As we showed in our build your own media PC article, MicroATX can be both attractive and practical. But can it make for a powerful gaming rig? I decided to take a look at this nForce 4 SLI motherboard from eVGA to put this theory to the test.
This board is Socket 939, which has recently been replaced by Socket AM2. It might seem a little pointless to be considering this, but if you have a Socket 939 chip already on an AGP motherboard, then a PCI Express motherboard would be a good upgrade to increase gaming performance, and wouldn't involve throwing the rest of your system away. After all, that low latency 400MHz DDR memory wasn't cheap, was it?
As you can see, at 245 x 245mm, eVGA has squeezed in quite a lot of features. Most microATX motherboards only give you two DIMM slots, but this has four for the maximum upgrade potential, while taking advantage of the dual channel memory that Socket 939 processors allow.
Gigabit Ethernet and eight channel audio are included, with both analogue connections as well as S/PDIF outputs in both coaxial and optical format.

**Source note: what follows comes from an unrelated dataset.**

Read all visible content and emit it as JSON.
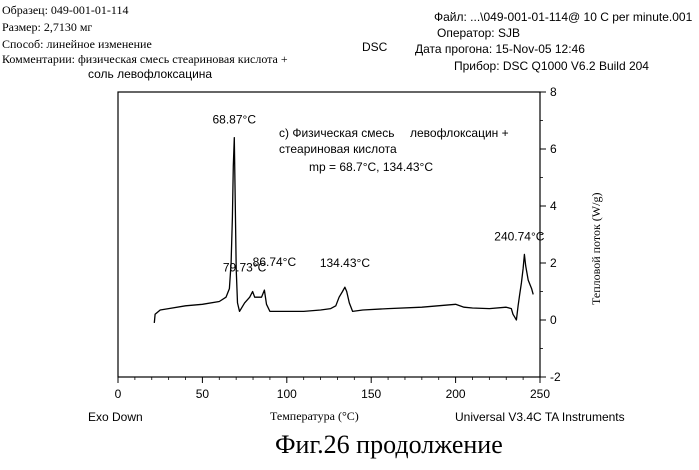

FireWire and four USB 2.0 ports make an appearance, as well as the usual parallel port, serial port and PS/2 ports.
You'll notice, that as well as the single PCI slot, there are three of the larger PCI Express slots. When in SLI mode, the two outer slots become x8 slots with the centre slot becoming a x1 slot. When in single card mode, the centre slot becomes an x16 slot. There are several ways motherboard manufacturers switch between SLI and single card mode. I've seen Epox just hard-wire both the slots to eight lanes, I've seen DFI use huge banks of jumpers, I've seen Asus use expensive digital switching technology, while most other manufacturers just use the SODIMM approach. EVGA's approach requires just three jumpers to be moved, which is hardly inconvenient and cheaper than any digital method.
This is not based on the dual 16 lane nForce SLI x16 chipset, but I expect this is a size constraint more than anything as this requires the use of two separate chips. This shouldn't make a huge difference to performance, but we'll let the benchmarks be the judge of that.
You'll be hard pushed to find a microATX case that will allow you to see the motherboard once fitted, and even then you probably won't be able to see past the mass of cables. But for those who are worried about looks, this board is certainly striking, with a green PCB and blue and yellow plastics.